Dear Aunt Vadge,
A couple of months ago I went to a consultant after realising I had a divide in my vagina. I am 23 now, but only noticed the divide was unusual when my boyfriend would sometimes get pain trying to fully enter, and I would always experience pain.
I thought it was normal until I went for an STI check, and the nurse asked me if I had been pregnant before, which shocked me, so I straight away looked up what the divide could be. I reckon she thought I had a prolapse.
I went to this consultant three months ago and she sent me for an MRI and then a bladder check, and came back with a conclusion that I had a ‘double vagina’ [longitudinal vaginal septum] only, everything else in perfect working order, no risk with future pregnancies.
That was the extent of my information after paying nearly 400 for the consultations and MRI. I have read that you can have surgery to remove the septum, and I feel I need it, but she did not relay that option or give me any information. I felt my case might have been the first she had come across, and it worries me that others in her field here in the south of Ireland might be just as inexperienced.
So my main question is: who do I go to from here, what are the risks, and what is the outcome of having such a surgery?
Thanks in advance,
Duble
Hi Duble,
Thanks for writing, and well done for chasing this down – you have already done the hard part by getting the MRI and the diagnosis. A longitudinal vaginal septum is a wall of tissue running down the middle of the vagina, and where it causes pain with sex, as yours does, surgery to remove it (a septoplasty) is the usual treatment.
I will be straight with you about where we fit: we are a naturopathic vulvovaginal resource, and this is not something we assess or treat. It is a structural, surgical question, and it belongs with the right kind of surgeon. So rather than home remedies, here is how to find that person.
Your instinct is exactly right – you want someone who has done this more than once. Septum surgery is uncommon simply because the condition is uncommon, so the people who do it well tend to be clustered in bigger centres.
The best route is to ask your consultant (or your GP) to refer you on to a tertiary gynaecology or reproductive-surgery unit that handles congenital or Mullerian anomalies. In Ireland that means a large teaching hospital in Dublin, Cork or Galway, and if the volume there is low, ask outright to be referred somewhere it is higher – including across to the UK, where a few centres see these regularly. You are allowed to ask for that.
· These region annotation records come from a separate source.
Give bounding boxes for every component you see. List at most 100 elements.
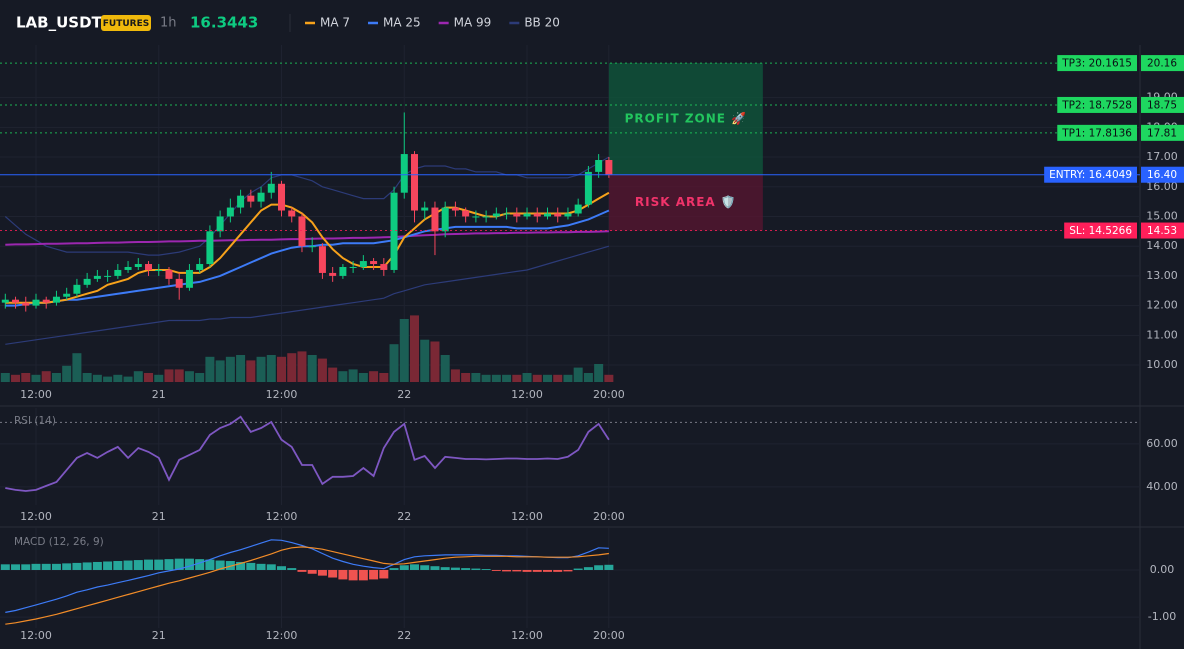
x-tick-label: 22 [397,388,411,401]
candle-body [114,269,122,276]
candle-body [226,207,234,217]
x-tick-label: 12:00 [511,629,543,642]
level-tag: TP1: 17.8136 [1061,127,1132,139]
zone [608,63,763,175]
volume-bar [430,341,440,382]
candle-body [451,207,459,211]
histogram-bar [205,559,215,570]
legend-label: MA 7 [320,16,350,30]
histogram-bar [450,567,460,570]
y-tick-label: 16.00 [1146,180,1178,193]
candle-body [32,299,40,306]
volume-bar [553,374,563,382]
volume-bar [502,374,512,382]
axis-tag-bg [1141,166,1184,183]
zone [608,174,763,231]
candle-body [104,275,112,277]
y-tick-label: 40.00 [1146,480,1178,493]
candle-body [145,264,153,270]
histogram-bar [430,566,440,570]
histogram-bar [399,565,409,570]
histogram-bar [21,564,31,570]
histogram-bar [266,564,276,570]
volume-bar [82,373,92,382]
level-tag-bg [1057,124,1137,141]
level-tag-bg [1057,55,1137,72]
volume-bar [542,374,552,382]
histogram-bar [563,569,573,572]
zone-label: PROFIT ZONE 🚀 [625,111,748,125]
histogram-bar [103,561,113,570]
histogram-bar [133,560,143,570]
candle-body [318,246,326,273]
candle-body [298,216,306,247]
volume-bar [563,374,573,382]
histogram-bar [553,569,563,572]
histogram-bar [113,561,123,570]
candle-body [400,154,408,193]
candle-body [421,207,429,211]
histogram-bar [481,569,491,570]
y-tick-label: 15.00 [1146,209,1178,222]
symbol: LAB_USDT [16,14,103,32]
y-tick-label: 10.00 [1146,358,1178,371]
volume-bar [133,371,143,382]
candle-body [441,207,449,232]
candle-body [155,269,163,271]
zone-label: RISK AREA 🛡️ [635,195,737,209]
level-tag: ENTRY: 16.4049 [1049,169,1132,181]
volume-bar [11,374,21,382]
axis-tag: 18.75 [1147,99,1177,111]
axis-tag: 14.53 [1147,225,1177,237]
histogram-bar [164,559,174,570]
candle-body [349,266,357,268]
candle-body [370,261,378,265]
histogram-bar [277,566,287,570]
x-tick-label: 22 [397,629,411,642]
volume-bar [573,367,583,382]
y-tick-label: -1.00 [1148,610,1176,623]
volume-bar [164,369,174,382]
histogram-bar [225,561,235,570]
histogram-bar [184,558,194,570]
legend-label: MA 99 [454,16,492,30]
candle-body [134,264,142,267]
histogram-bar [389,568,399,570]
volume-bar [41,371,51,382]
x-tick-label: 12:00 [266,388,298,401]
macd-line [5,546,609,625]
histogram-bar [379,569,389,579]
volume-bar [307,355,317,382]
histogram-bar [440,567,450,570]
candle-body [513,213,521,217]
candle-body [482,216,490,218]
histogram-bar [358,569,368,581]
histogram-bar [236,561,246,570]
x-tick-label: 20:00 [593,510,625,523]
volume-bar [287,353,297,382]
y-tick-label: 13.00 [1146,269,1178,282]
legend-label: BB 20 [524,16,560,30]
histogram-bar [348,569,358,581]
level-tag: TP2: 18.7528 [1061,99,1132,111]
x-tick-label: 21 [152,629,166,642]
histogram-bar [62,563,72,570]
volume-bar [583,373,593,382]
rsi-line [5,415,610,492]
histogram-bar [31,563,41,570]
volume-bar [440,355,450,382]
histogram-bar [522,569,532,572]
volume-bar [358,373,368,382]
candle-body [492,213,500,217]
x-tick-label: 12:00 [20,510,52,523]
histogram-bar [369,569,379,580]
candle-body [124,266,132,270]
histogram-bar [297,569,307,572]
volume-bar [348,369,358,382]
histogram-bar [92,561,102,570]
badge: FUTURES [103,19,149,29]
level-tag: TP3: 20.1615 [1061,58,1132,70]
histogram-bar [82,562,92,570]
candle-body [554,213,562,217]
candle-body [390,192,398,270]
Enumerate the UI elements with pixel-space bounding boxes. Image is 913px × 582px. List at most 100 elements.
When you meet a surgeon, it is completely reasonable to ask how many of these they have done, what the specific risks are for you, what recovery looks like, and how it might affect sex, tampon use and future pregnancy. A good one will welcome those questions. Recovery and outcomes really do vary from person to person, so let the surgeon who examines you give you your actual numbers rather than a general figure from the internet.
One more thing worth confirming: because a vaginal septum can occasionally sit alongside other reproductive-tract differences, check that your team has looked at the whole picture (kidneys and uterus included). It sounds like your MRI and bladder check may already have covered this – if not, it is a fair thing to ask.
Wanting an experienced pair of hands for this is completely reasonable. Keep pushing until you feel you are in good hands.
Warmest regards,
Aunt Vadge
This is general information, not a substitute for a proper medical assessment – please be guided by your specialist.